Further south, the grape varieties that are generating the most interest are those with higher acidity and later ripening.

In Valencia the mandó triumphs (it is also grown in Pla de Bages, in the province of Barcelona) and, with even more nerve, the Arcos.

Making the leap to the Balearic Islands, the callet is the light and evocative variety of Mallorca that wineries like 4 Kilos or Mesquida Mora embroider.

In summer, subtlety wins by a landslide over power.

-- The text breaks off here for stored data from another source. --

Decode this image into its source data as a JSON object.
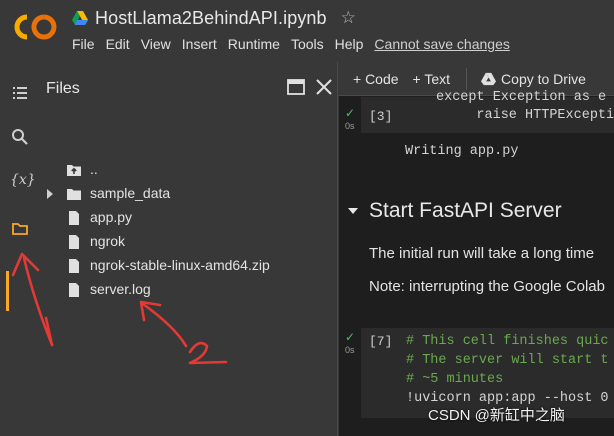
{
  "app": {
    "notebook_name": "HostLlama2BehindAPI.ipynb",
    "logo_text": "CO",
    "colors": {
      "logo_orange": "#f9ab00",
      "logo_dark_orange": "#e8710a",
      "accent": "#f9a825",
      "annotation_red": "#e53935",
      "comment_green": "#6aa84f"
    }
  },
  "menu": {
    "items": [
      "File",
      "Edit",
      "View",
      "Insert",
      "Runtime",
      "Tools",
      "Help"
    ],
    "save_notice": "Cannot save changes"
  },
  "rail": {
    "icons": [
      "toc-icon",
      "search-icon",
      "variables-icon",
      "folder-icon"
    ],
    "variables_label": "{x}"
  },
  "files_panel": {
    "title": "Files",
    "toolbar_icons": [
      "upload-file-icon",
      "refresh-icon",
      "mount-drive-icon",
      "hide-icon"
    ],
    "entries": [
      {
        "name": "..",
        "type": "parent"
      },
      {
        "name": "sample_data",
        "type": "folder"
      },
      {
        "name": "app.py",
        "type": "file"
      },
      {
        "name": "ngrok",
        "type": "file"
      },
      {
        "name": "ngrok-stable-linux-amd64.zip",
        "type": "file"
      },
      {
        "name": "server.log",
        "type": "file"
      }
    ]
  },
  "notebook": {
    "toolbar": {
      "code": "+ Code",
      "text": "+ Text",
      "copy_to_drive": "Copy to Drive"
    },
    "cell1": {
      "exec_count": "[3]",
      "status_time": "0s",
      "lines": [
        "except Exception as e",
        "    raise HTTPExcepti"
      ],
      "output": "Writing app.py"
    },
    "section": {
      "heading": "Start FastAPI Server",
      "text1": "The initial run will take a long time",
      "text2": "Note: interrupting the Google Colab"
    },
    "cell2": {
      "exec_count": "[7]",
      "status_time": "0s",
      "lines": [
        "# This cell finishes quic",
        "# The server will start t",
        "# ~5 minutes",
        "!uvicorn app:app --host 0"
      ]
    }
  },
  "annotations": {
    "label_1": "1",
    "label_2": "2"
  },
  "watermark": "CSDN @新缸中之脑"
}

Carralcoba Caiño (Galicia)

2020 Red, without DO.

Eulogius Pomares.

red caino.

11.5% vol.

25 euros.

This wine made with 75-year-old vines from the Castrelo-Cambados area (Pontevedra), in the Umia river cove, is a little gem and a great introduction to Caíño, one of the great Galician red varieties.

The merit is that in the same bottle the juiciness and freshness of the Atlantic climate that marks the region come together with the claw and firmness of a good structure.

A red aged for 12 months in chestnut fudre, refreshing and almost addictive, but not necessarily light.

Limited production of 1,400 bottles.

12 Volts (Majorca)

2020 Red.

VT Majorca.

4 kilos.

Callet, syrah, manotnegro, fogoneu.

12% vol.

16 euros.

The local variety Callet, grown on red ferrous clay soils, is the key to containing the alcoholic strength of this wine.

It also helps that the Syrah is worked with the carbonic maceration technique, which results in less extraction and extra freshness.

This red is a great example of the fresh and relaxed side that the Mediterranean can offer;

a delicious, more immediate and drinkable B-side, with the character of wild berries, scrubland and without interference from the wood as it is aged in foudres and used barrels.

Juliet (Catalonia)

2021 Red.

DO Conca.

of Barbera.

Joseph Foraster.

100% Trepat.

12% vol.

19 euros. 

Cultivated in the area of ​​influence of the Poblet monastery in Tarragona, trepat is one of the lightest varieties on the Peninsula, capable of naturally producing red wines with little colour, fresh and easy to drink.

From well-sunny plots in the Sierra de Miramar, Julieta is a particularly pure expression, with all the character of crisp red fruit and white pepper that characterize the variety.

Aging in concrete eggs and in the total absence of wood reinforces that primary character that is sweet and refreshing at the same time.